One of the most wonderful things when working on online trees is finding that someone has a photograph of your ancestor. It’s even more special when that is the first photo you’ve ever seen of this person. What’s not wonderful is finding that people who have your relatives in their trees have photos of the wrong people attached to your ancestors. How this starts is anyone’s guess, but it quickly multiples, and then, many people have the wrong photo attached to the wrong person in their tree.
There Are No Photos Of Joam de Mello
I was surprised to find that several trees include a photo of my ancestor, Joam de Mello, because no photo exists. How do I know this? Joam de Mello died before photography became a thing.
Although photography existed when he died in the small village of Maia on Sao Miguel Island in the Azores Islands in 1837, it was in it’s infancy. It was expensive and it hadn’t been popularized.
Yet, several people have accepted this photo as the truth. It is important to know when photography became widely accessible to know how early you should expect to find photos of your ancestors.
The Photo Is Of Someone Else
Well, that’s obvious, isn’t it? If it’s not Joam, it has to be someone else. But, I know who that someone is.
When I first saw it attached to a tree, I thought that the man looked familiar. It bugged me for several weeks until I realized that I had a copy of the exact same photo. My Botelho cousin gave it to me.
The man’s name is Jose Felicianno Boteilho and he descends from my ancestors, Antonio da Rocha and Maria da Estrella Boteilho. Jose was born in 1855 putting him in the right years to have a photographic representation of himself.
I do not know how the photo went from my cousin’s ancestor to Joam de Mello. It’s one of those great mysteries of online family trees.
Suggestions Are Just Suggestions
Whenever you get a photo suggestion from Ancestry Family Tree or any other online tree, you need to treat it as such. It’s just a suggestion.
Ancestry does not know that this is the person in your tree, but it has scanned trees and come up with a possibility. Sometimes they get it right and sometimes they are way off.
When you get these suggestions, you need to ask yourself a few questions
1. Was this person alive when photography was popularized?
2. Did this person have access to photography either because of where they were born or their financial circumstances? Photography was expensive in the early years.
3. Whose tree did this photograph come from? Does this person who has it in their tree have direct knowledge of the photograph? Often, people leave notes where they identify the people in the photo or leave other notes that are important to the moment. They might give other insights like “this is just how I remember my great grandmother”. That tells you they knew them in real life and can attest to what they looked like.
4. Are their facts that prove the person in the photograph could be the same person in your tree? I was stunned to find the photo of my great great uncle, Jose Pacheco Smith, in a tree awhile back. I was stunned because there is no way this person in this tree is my great great uncle.
First, the photo was mine, so I was very familiar with the people depicted. Second, the person in this tree was married to someone who was not Minnie Ventura and this couple had several children.
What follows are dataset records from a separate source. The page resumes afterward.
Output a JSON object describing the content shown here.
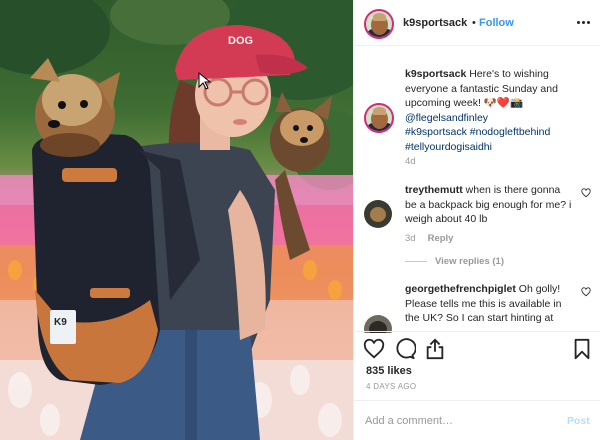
{
  "post": {
    "username": "k9sportsack",
    "dot": "•",
    "follow_label": "Follow",
    "more_icon": "more-horizontal-icon"
  },
  "photo": {
    "cap_text": "DOG",
    "patch_text": "K9"
  },
  "caption": {
    "username": "k9sportsack",
    "text": " Here's to wishing everyone a fantastic Sunday and upcoming week! 🐶❤️📸 ",
    "mention": "@flegelsandfinley",
    "hashtags": "#k9sportsack #nodogleftbehind #tellyourdogisaidhi",
    "time": "4d"
  },
  "comments": [
    {
      "username": "treythemutt",
      "text": " when is there gonna be a backpack big enough for me? i weigh about 40 lb",
      "time": "3d",
      "reply_label": "Reply",
      "view_replies": "View replies (1)"
    },
    {
      "username": "georgethefrenchpiglet",
      "text": " Oh golly! Please tells me this is available in the UK? So I can start hinting at"
    }
  ],
  "actions": {
    "likes": "835 likes",
    "time_ago": "4 DAYS AGO"
  },
  "add_comment": {
    "placeholder": "Add a comment…",
    "post_label": "Post"
  },
  "colors": {
    "link_blue": "#3897f0",
    "hashtag": "#003569",
    "muted": "#999999",
    "post_disabled": "#b2dffc"
  }
}
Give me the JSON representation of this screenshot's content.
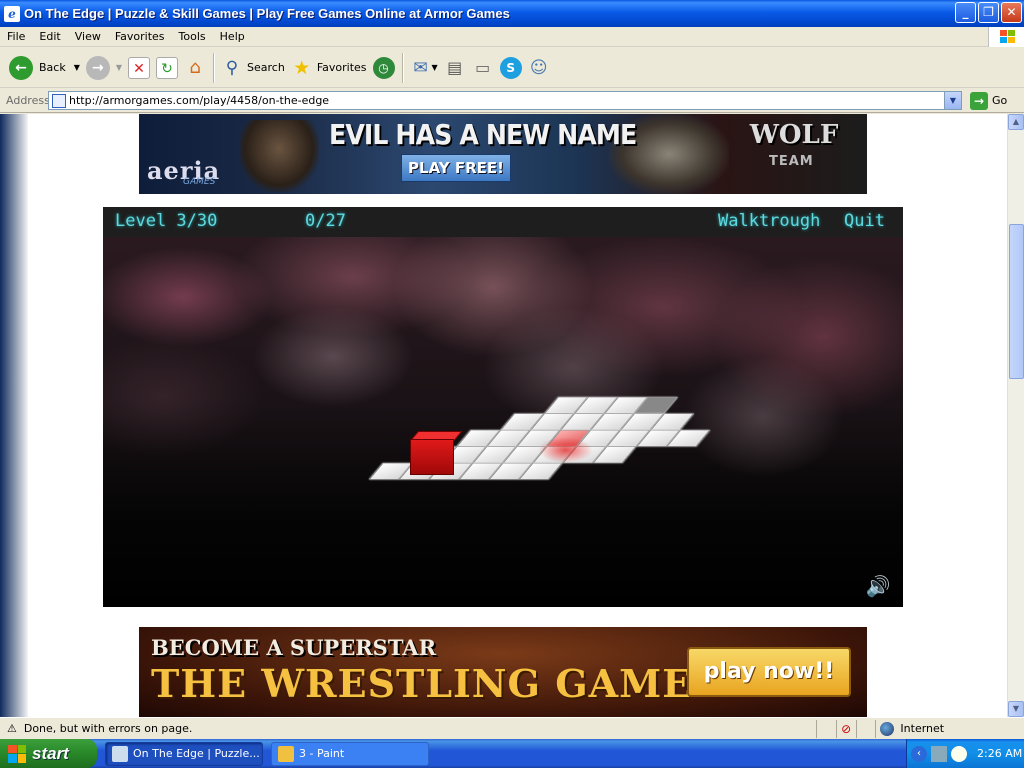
{
  "window": {
    "title": "On The Edge | Puzzle & Skill Games | Play Free Games Online at Armor Games",
    "buttons": {
      "minimize": "_",
      "maximize": "❐",
      "close": "✕"
    }
  },
  "menubar": {
    "items": [
      "File",
      "Edit",
      "View",
      "Favorites",
      "Tools",
      "Help"
    ]
  },
  "toolbar": {
    "back_label": "Back",
    "search_label": "Search",
    "favorites_label": "Favorites"
  },
  "address": {
    "label": "Address",
    "url": "http://armorgames.com/play/4458/on-the-edge",
    "go_label": "Go"
  },
  "banner_top": {
    "headline": "EVIL HAS A NEW NAME",
    "button": "PLAY FREE!",
    "brand": "aeria",
    "brand_sub": "GAMES",
    "game_logo": "WOLF",
    "game_logo_sub": "TEAM"
  },
  "game": {
    "level": "Level 3/30",
    "moves": "0/27",
    "walkthrough": "Walktrough",
    "quit": "Quit",
    "sound_icon": "speaker-icon"
  },
  "banner_bottom": {
    "line1": "BECOME A SUPERSTAR",
    "line2": "THE WRESTLING GAME",
    "button": "play now!!"
  },
  "statusbar": {
    "text": "Done, but with errors on page.",
    "zone": "Internet"
  },
  "taskbar": {
    "start": "start",
    "tasks": [
      {
        "label": "On The Edge | Puzzle...",
        "active": true
      },
      {
        "label": "3 - Paint",
        "active": false
      }
    ],
    "clock": "2:26 AM"
  },
  "colors": {
    "hud_text": "#5fd8e0",
    "xp_blue": "#0a5be8",
    "cube_red": "#e01a1a"
  }
}
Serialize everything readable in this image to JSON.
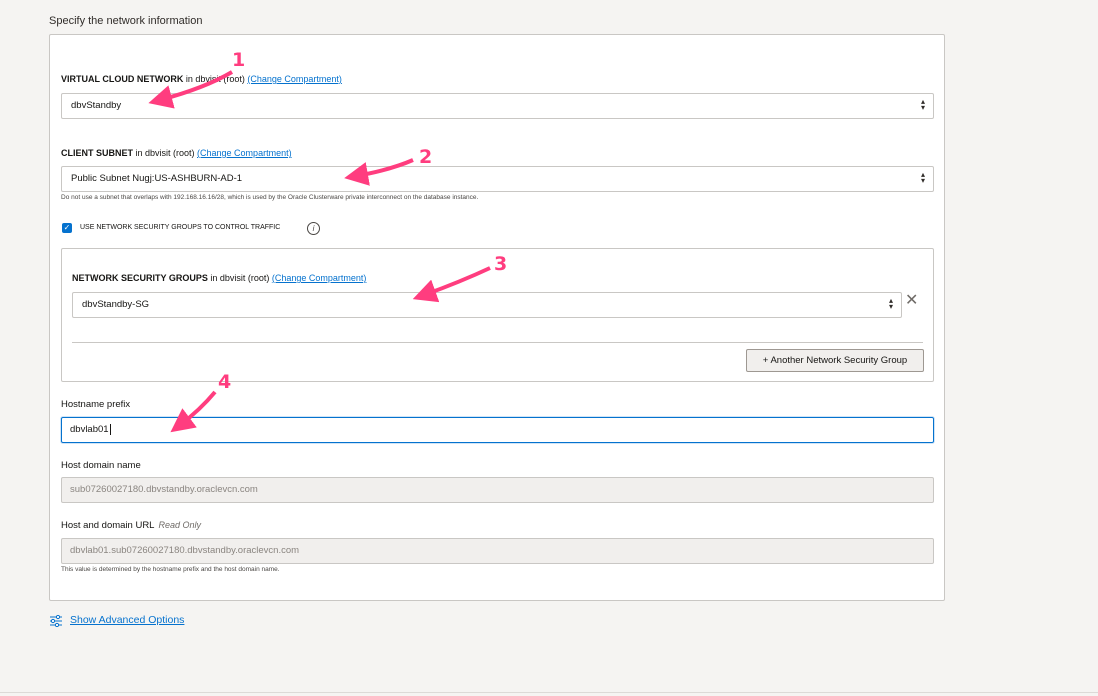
{
  "section_title": "Specify the network information",
  "vcn": {
    "label": "VIRTUAL CLOUD NETWORK",
    "label_suffix": " in dbvisit (root) ",
    "change_link": "(Change Compartment)",
    "value": "dbvStandby"
  },
  "subnet": {
    "label": "CLIENT SUBNET",
    "label_suffix": " in dbvisit (root) ",
    "change_link": "(Change Compartment)",
    "value": "Public Subnet Nugj:US-ASHBURN-AD-1",
    "hint": "Do not use a subnet that overlaps with 192.168.16.16/28, which is used by the Oracle Clusterware private interconnect on the database instance."
  },
  "nsg_checkbox": {
    "label": "USE NETWORK SECURITY GROUPS TO CONTROL TRAFFIC",
    "checked": true
  },
  "nsg": {
    "label": "NETWORK SECURITY GROUPS",
    "label_suffix": " in dbvisit (root) ",
    "change_link": "(Change Compartment)",
    "value": "dbvStandby-SG",
    "add_button": "+ Another Network Security Group"
  },
  "hostname": {
    "label": "Hostname prefix",
    "value": "dbvlab01"
  },
  "host_domain": {
    "label": "Host domain name",
    "value": "sub07260027180.dbvstandby.oraclevcn.com"
  },
  "host_url": {
    "label": "Host and domain URL",
    "read_only": "Read Only",
    "value": "dbvlab01.sub07260027180.dbvstandby.oraclevcn.com",
    "hint": "This value is determined by the hostname prefix and the host domain name."
  },
  "advanced": {
    "link": "Show Advanced Options",
    "icon": "sliders-icon"
  },
  "annotations": [
    "1",
    "2",
    "3",
    "4"
  ],
  "colors": {
    "accent": "#0572ce",
    "annotation": "#ff3d7f"
  }
}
My great great uncle married once. Minnie was the love of his life. They were unable to have children. When she died, his heart was broken. He never remarried. He died 4 years after her.
I don’t know how to fix this because the person did not respond to PMs. The only thing I could think of doing was adding the correct information to my photo in my tree hoping that anyone who comes across it realizes which person it rightfully belongs to.
5. Does the person in the photo fit the description? Sometimes we pick up details from stories or documents. Red hair, stout, short. Brown hair, blue eyes, skinny, scar on the cheek. Does the photo match up with how the person has been described? Do they look like other members of the family that you have photos of?
6. Do you know someone who can verify the person in the photo? You may have relatives who might have known the person or seen the person in another photo. Be sure to ask around! You might be rewarded with other photos!
A healthy dose of skepticism is always necessary when looking at photograph suggestions. If it doesn’t feel like it fits, it probably doesn’t. Don’t take into account that the photo has been shared many times because if one person got it wrong, they all did.